Barak a également critiqué les partenaires d’extrême-droite de Netanyahu, le ministre des Finances Bezalel Smotrich (HaTzionout HaDatit) et le ministre de la Sécurité intérieure Itamar Ben Gvir (Otzma Yehudit), en comparant leurs nominations à l’idée que des dirigeants du groupe d’extrême-droite Proud Boys soient nommés à la tête du Trésor américain et du ministère de la Sécurité intérieure. Il a accusé Netanyahu de s’être allié à eux pour tenter de mettre fin aux poursuites pour corruption en cours contre lui, et pour lesquelles le Premier ministre nie tout acte répréhensible.

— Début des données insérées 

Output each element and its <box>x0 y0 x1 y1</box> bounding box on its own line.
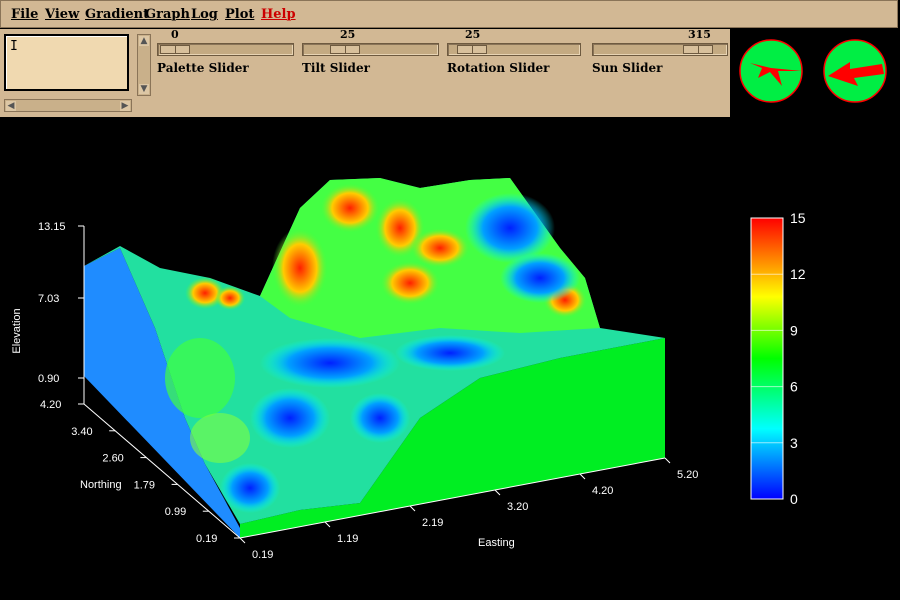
text-input[interactable]: I <box>4 34 129 91</box>
colorbar <box>750 217 784 500</box>
z-axis-label: Elevation <box>11 308 23 353</box>
tilt-slider-thumb[interactable] <box>330 45 361 54</box>
colorbar-tick-label: 12 <box>790 266 806 282</box>
z-tick-label: 13.15 <box>38 221 66 233</box>
tilt-slider-value: 25 <box>340 28 356 41</box>
x-tick <box>409 505 416 512</box>
menu-graph[interactable]: Graph <box>145 7 190 22</box>
rotation-slider[interactable]: 25 Rotation Slider <box>447 28 581 75</box>
colorbar-tick-label: 15 <box>790 210 806 226</box>
x-tick-label: 3.20 <box>507 501 528 513</box>
tilt-slider-label: Tilt Slider <box>302 61 370 75</box>
menu-file[interactable]: File <box>11 7 38 22</box>
palette-slider-track[interactable] <box>157 43 294 56</box>
rotation-slider-track[interactable] <box>447 43 581 56</box>
rotation-slider-value: 25 <box>465 28 481 41</box>
x-tick-label: 5.20 <box>677 469 698 481</box>
x-tick-label: 4.20 <box>592 485 613 497</box>
colorbar-tick-label: 0 <box>790 491 798 507</box>
rotation-compass[interactable] <box>738 38 804 104</box>
vertical-scrollbar[interactable]: ▲ ▼ <box>137 34 151 96</box>
rotation-slider-label: Rotation Slider <box>447 61 550 75</box>
y-tick-label: 3.40 <box>71 426 92 438</box>
x-tick <box>494 489 501 496</box>
palette-slider-thumb[interactable] <box>160 45 190 54</box>
y-tick-label: 0.99 <box>165 506 186 518</box>
x-tick <box>239 537 246 544</box>
z-tick-label: 0.90 <box>38 373 59 385</box>
sun-slider-track[interactable] <box>592 43 728 56</box>
scroll-left-icon[interactable]: ◀ <box>6 101 16 111</box>
y-tick-label: 0.19 <box>196 533 217 545</box>
tilt-slider-track[interactable] <box>302 43 439 56</box>
control-panel: I ▲ ▼ ◀ ▶ 0 Palette Slider 25 Tilt Slide… <box>0 28 730 117</box>
y-axis-label: Northing <box>80 479 122 491</box>
y-tick-label: 2.60 <box>102 453 123 465</box>
z-tick-label: 7.03 <box>38 293 59 305</box>
palette-slider[interactable]: 0 Palette Slider <box>157 28 294 75</box>
text-cursor: I <box>10 39 18 54</box>
x-axis-label: Easting <box>478 537 515 549</box>
palette-slider-value: 0 <box>171 28 179 41</box>
surface-plot[interactable]: 13.15 7.03 0.90 4.20 3.40 2.60 1.79 0.99 0.19 0.1… <box>0 118 900 600</box>
sun-slider-value: 315 <box>688 28 711 41</box>
sun-compass[interactable] <box>822 38 888 104</box>
x-tick-label: 0.19 <box>252 549 273 561</box>
x-tick-label: 2.19 <box>422 517 443 529</box>
menu-log[interactable]: Log <box>191 7 218 22</box>
menu-gradient[interactable]: Gradient <box>85 7 149 22</box>
horizontal-scrollbar[interactable]: ◀ ▶ <box>4 99 132 112</box>
scroll-right-icon[interactable]: ▶ <box>120 101 130 111</box>
x-tick <box>324 521 331 528</box>
y-tick-label: 1.79 <box>134 479 155 491</box>
colorbar-tick-label: 9 <box>790 322 798 338</box>
x-tick <box>664 457 671 464</box>
x-tick <box>579 473 586 480</box>
menu-plot[interactable]: Plot <box>225 7 254 22</box>
menu-help[interactable]: Help <box>261 7 296 22</box>
palette-slider-label: Palette Slider <box>157 61 249 75</box>
sun-slider[interactable]: 315 Sun Slider <box>592 28 728 75</box>
sun-slider-label: Sun Slider <box>592 61 663 75</box>
colorbar-tick-label: 6 <box>790 379 798 395</box>
sun-slider-thumb[interactable] <box>682 45 713 54</box>
menu-view[interactable]: View <box>45 7 79 22</box>
colorbar-tick-label: 3 <box>790 435 798 451</box>
scroll-down-icon[interactable]: ▼ <box>139 84 149 94</box>
scroll-up-icon[interactable]: ▲ <box>139 36 149 46</box>
x-tick-label: 1.19 <box>337 533 358 545</box>
tilt-slider[interactable]: 25 Tilt Slider <box>302 28 439 75</box>
menu-bar: File View Gradient Graph Log Plot Help <box>0 0 898 28</box>
rotation-slider-thumb[interactable] <box>456 45 487 54</box>
y-tick-label: 4.20 <box>40 399 61 411</box>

« Voilà ce contre quoi nous, le peuple, nous nous dressons fermement », a-t-il déclaré.

De gauche à droite : le leader d’Otzma Yehudit, le député Itamar Ben Gvir, le chef de l’opposition et leader du Likud, Benjamin Netanyahu, et le chef de HaTzionout HaDatit, le député Bezalel Smotrich. (Crédit : Avshalom Sassoni/Flash90)

Conformément aux résultats de récents sondages, Barak a noté que la plupart des Israéliens s’opposent aux propositions de refonte du système judiciaire et que la question du remaniement du système judiciaire n’avait jamais été au cœur de la campagne de Netanyahu avant les élections législatives de novembre dernier, au cours desquelles son bloc (droite, religieux et extrême-droite) a remporté une majorité de sièges – 64 sur les 120 sièges de la Knesset.

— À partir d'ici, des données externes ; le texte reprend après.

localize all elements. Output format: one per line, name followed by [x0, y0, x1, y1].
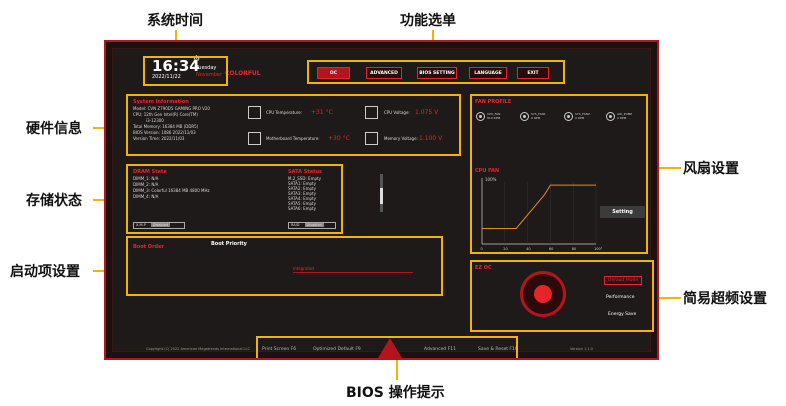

« Netanyahu est très isolé, désespéré, presque déconcentré et déséquilibré, et son gouvernement est clairement illégitime et, à mon humble avis, même illégal dans sa tentative de changer le système lui-même », a accusé Barak.

Les opposants à la refonte affirment que le projet législatif portera atteinte à la démocratie et aux droits d’Israël et menacera la sécurité, l’économie et la réputation internationale du pays. Les partisans du remaniement affirment qu’il permettra de contrôler un système judiciaire jugé trop « activiste » et de restituer le pouvoir aux représentants élus.

Au cours des huit derniers mois, des centaines de milliers de personnes issues de tous les secteurs de la société israélienne ont participé à des manifestations contre la refonte, depuis les universitaires, les chefs d’entreprise, les avocats, les experts de l’armée et de la sécurité, les réservistes et les membres des services de sécurité et jusqu’au secteur de la high-tech.

À l’étranger, des militants expatriés se sont montrés particulièrement efficaces pour gêner les ministres du gouvernement et les membres de la Knesset lors de leurs récentes visites à New York et dans d’autres villes américaines, en utilisant un réseau de sympathisants pour suivre les législateurs, comme lors de la visite de Netanyahu cette semaine.